4.3. Membership Testing With grep
If we’re working with a text file as opposed to associative arrays, we can perform membership testing with grep:
$ grep -q "apple" "groceries.txt" && echo True || echo False
True
grep operates on lines of text, making it a good option in this case. We should note, however, that it has to scan the whole file to check it, so this is not as efficient as using a set-like structure in memory.
5. Set Operations
Beyond membership testing and deduplication, we can perform some operations on two or more sets including:
- union – a combination of all elements of the sets
- intersection – only the elements common to the sets
- difference – all the elements present in either set but not the other one
- subset – determining if all members of one set are also members of another set
5.1. Union of Two Sets
Let’s suppose we have a second group of elements:
$ cat new_groceries.txt
apple
grapefruit
kiwi
orange
pear
We can find the union of both sets:
$ sort groceries.txt new_groceries.txt | uniq
apple
banana
carrot
grape
grapefruit
kiwi
orange
pear
First, we sort the two files together, then we remove any duplicate elements.

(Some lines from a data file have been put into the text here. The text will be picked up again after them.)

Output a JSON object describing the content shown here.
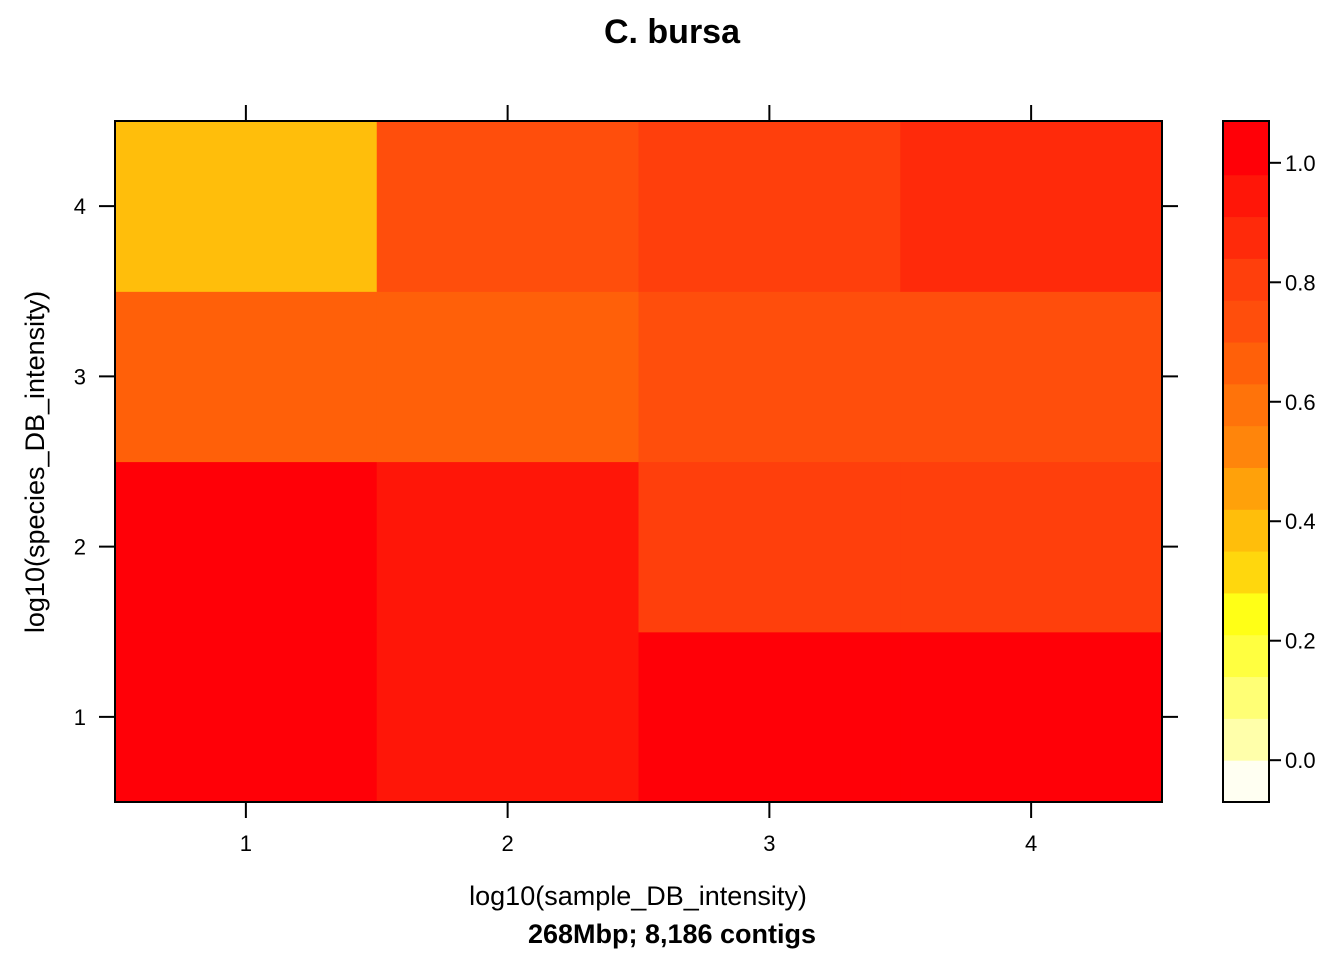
{
  "chart_data": {
    "type": "heatmap",
    "title": "C. bursa",
    "xlabel": "log10(sample_DB_intensity)",
    "ylabel": "log10(species_DB_intensity)",
    "subtitle": "268Mbp; 8,186 contigs",
    "x_categories": [
      "1",
      "2",
      "3",
      "4"
    ],
    "y_categories": [
      "1",
      "2",
      "3",
      "4"
    ],
    "values": [
      [
        1.0,
        0.95,
        1.0,
        1.0
      ],
      [
        1.0,
        0.95,
        0.8,
        0.8
      ],
      [
        0.65,
        0.65,
        0.7,
        0.7
      ],
      [
        0.4,
        0.7,
        0.8,
        0.85
      ]
    ],
    "colorbar": {
      "range": [
        -0.07,
        1.07
      ],
      "ticks": [
        "0.0",
        "0.2",
        "0.4",
        "0.6",
        "0.8",
        "1.0"
      ],
      "tick_values": [
        0.0,
        0.2,
        0.4,
        0.6,
        0.8,
        1.0
      ],
      "bins": [
        {
          "from": -0.07,
          "to": 0.0,
          "color": "#FFFFF2"
        },
        {
          "from": 0.0,
          "to": 0.07,
          "color": "#FFFFAA"
        },
        {
          "from": 0.07,
          "to": 0.14,
          "color": "#FFFF75"
        },
        {
          "from": 0.14,
          "to": 0.21,
          "color": "#FFFF40"
        },
        {
          "from": 0.21,
          "to": 0.28,
          "color": "#FFFF16"
        },
        {
          "from": 0.28,
          "to": 0.35,
          "color": "#FFD70D"
        },
        {
          "from": 0.35,
          "to": 0.42,
          "color": "#FFBE0B"
        },
        {
          "from": 0.42,
          "to": 0.49,
          "color": "#FFA10A"
        },
        {
          "from": 0.49,
          "to": 0.56,
          "color": "#FF850B"
        },
        {
          "from": 0.56,
          "to": 0.63,
          "color": "#FF730A"
        },
        {
          "from": 0.63,
          "to": 0.7,
          "color": "#FF6009"
        },
        {
          "from": 0.7,
          "to": 0.77,
          "color": "#FF4E0C"
        },
        {
          "from": 0.77,
          "to": 0.84,
          "color": "#FF3F0C"
        },
        {
          "from": 0.84,
          "to": 0.91,
          "color": "#FF2A0A"
        },
        {
          "from": 0.91,
          "to": 0.98,
          "color": "#FF1608"
        },
        {
          "from": 0.98,
          "to": 1.07,
          "color": "#FF0007"
        }
      ]
    }
  }
}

5.2. Intersection of Two Sets
The comm command excels at comparing two sorted files line by line. It categorizes lines into three groups:
- common lines present in both files
- unique to the first file, not found in the second file
- unique to the second file, not found in the first file
This functionality enables us to mimic set behavior for tasks like finding the intersection or difference between two sets of data stored in separate files.

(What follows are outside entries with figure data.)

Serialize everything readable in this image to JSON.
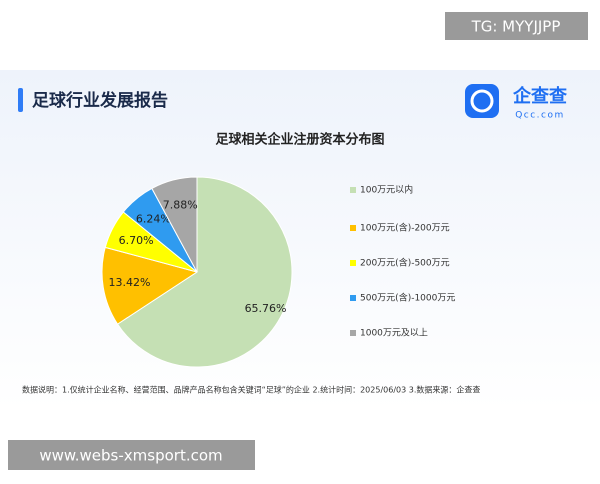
{
  "watermark_top": "TG: MYYJJPP",
  "header": {
    "title": "足球行业发展报告"
  },
  "logo": {
    "name": "企查查",
    "domain": "Qcc.com"
  },
  "chart_data": {
    "type": "pie",
    "title": "足球相关企业注册资本分布图",
    "categories": [
      "100万元以内",
      "100万元(含)-200万元",
      "200万元(含)-500万元",
      "500万元(含)-1000万元",
      "1000万元及以上"
    ],
    "values": [
      65.76,
      13.42,
      6.7,
      6.24,
      7.88
    ],
    "value_labels": [
      "65.76%",
      "13.42%",
      "6.70%",
      "6.24%",
      "7.88%"
    ],
    "colors": [
      "#c5e0b4",
      "#ffc000",
      "#ffff00",
      "#2f9bf0",
      "#a6a6a6"
    ]
  },
  "footnote": "数据说明：1.仅统计企业名称、经营范围、品牌产品名称包含关键词“足球”的企业   2.统计时间：2025/06/03   3.数据来源：企查查",
  "watermark_bottom": "www.webs-xmsport.com"
}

Let’s run the comm command to find the intersection:
$ comm -12 groceries.txt new_groceries.txt
apple
Option -1 suppresses the column showing lines unique to the first file, while option -2 suppresses the column showing lines unique to the second file. Consequently, the output is the common lines (intersection) between the two files.
5.3. Difference of Two Sets
Alternatively, we can find the difference:
$ comm -3 groceries.txt new_groceries.txt
banana
carrot
grape
grapefruit
kiwi
orange
pear
The -3 option specifically displays lines that are unique to both files.
5.4. Custom Functions
While the tools we’ve just discussed provide a definitive approach for mimicking set behavior, we can perform even more complex operations with custom functions.

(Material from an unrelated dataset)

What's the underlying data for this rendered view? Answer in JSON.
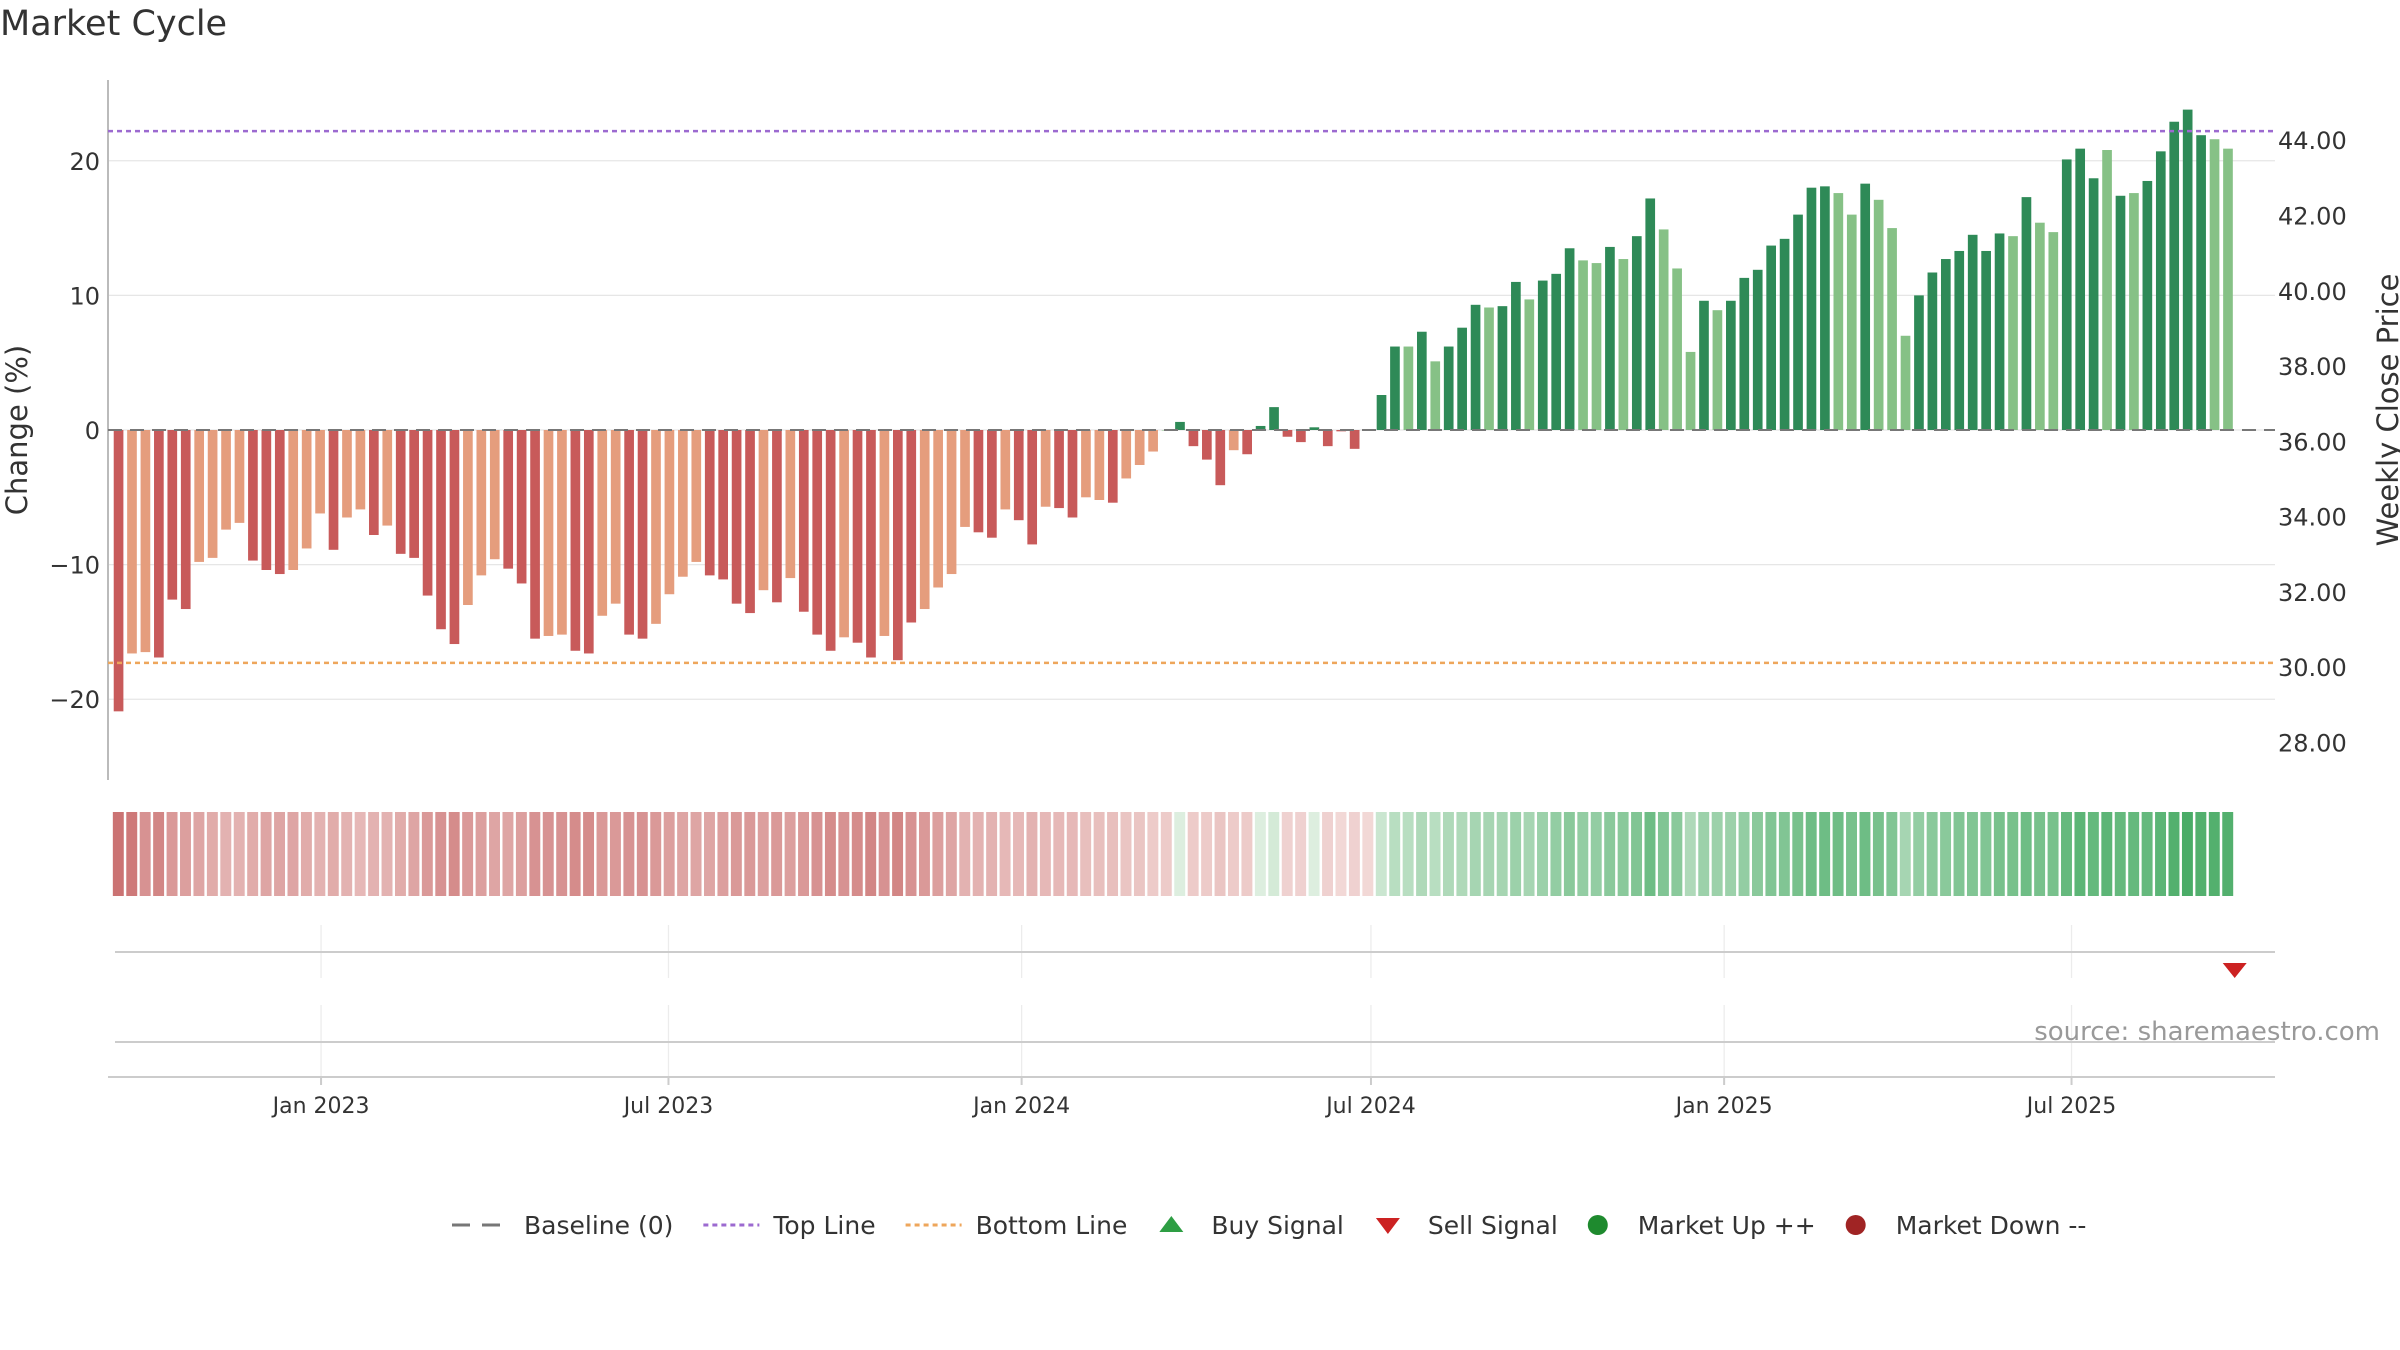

For example, we can check if a file is a subset of another file. To do this, we need a function that accepts two arguments, the file we’re checking and the reference file:
$ cat is_subset.sh
#!/bin/bash
is_subset() {
local elements_file="$1"
local reference_file="$2"
# implementation
}
is_subset "$1" "$2"
Next, we’ll create an associative array inside the is_subset() function with the content of the reference file:
declare -A ref_set
# Read reference set and populate the array
while read -r line; do
ref_set["$line"]=1
done < "$reference_file"
Finally, we’ll pass elements_file into a loop and check for any line that isn’t in the reference_file. If there is, we immediately know that the elements_file is not a subset, and we exit the loop:
while read -r line; do
if [[ ! "${ref_set[$line]}" ]]; then
echo "Is not a subset"
return 1
fi
done < "$elements_file"
However, if the loop finishes without exiting, then elements_file is a subset:
echo "Is a subset"
return 0
Let’s give it a try:
$ bash is_subset.sh new_groceries.txt groceries.txt
Is not a subset
As expected, this is not a subset. Let’s do it again with a new script to get a positive result:
$ cat apple.txt
apple
$ bash is_subset.sh apple.txt groceries.txt
Is a subset
We can perform multiple other set operations by applying logic within custom functions.
6. Conclusion
In this article, we discussed various equivalents for set data structure in Bash. We learned that sets, collections of unique elements, can be implemented using associative arrays. We also tried out tools like awk, sort, uniq, and comm which are more suitable for advanced tasks or handling large datasets.
Finally, for a more complex set manipulation, we created a custom function.
The best approach for working with sets in Bash depends on the specific task at hand. We should consider the size and complexity of the data, and the availability of Bash functionality and its surrounding tools.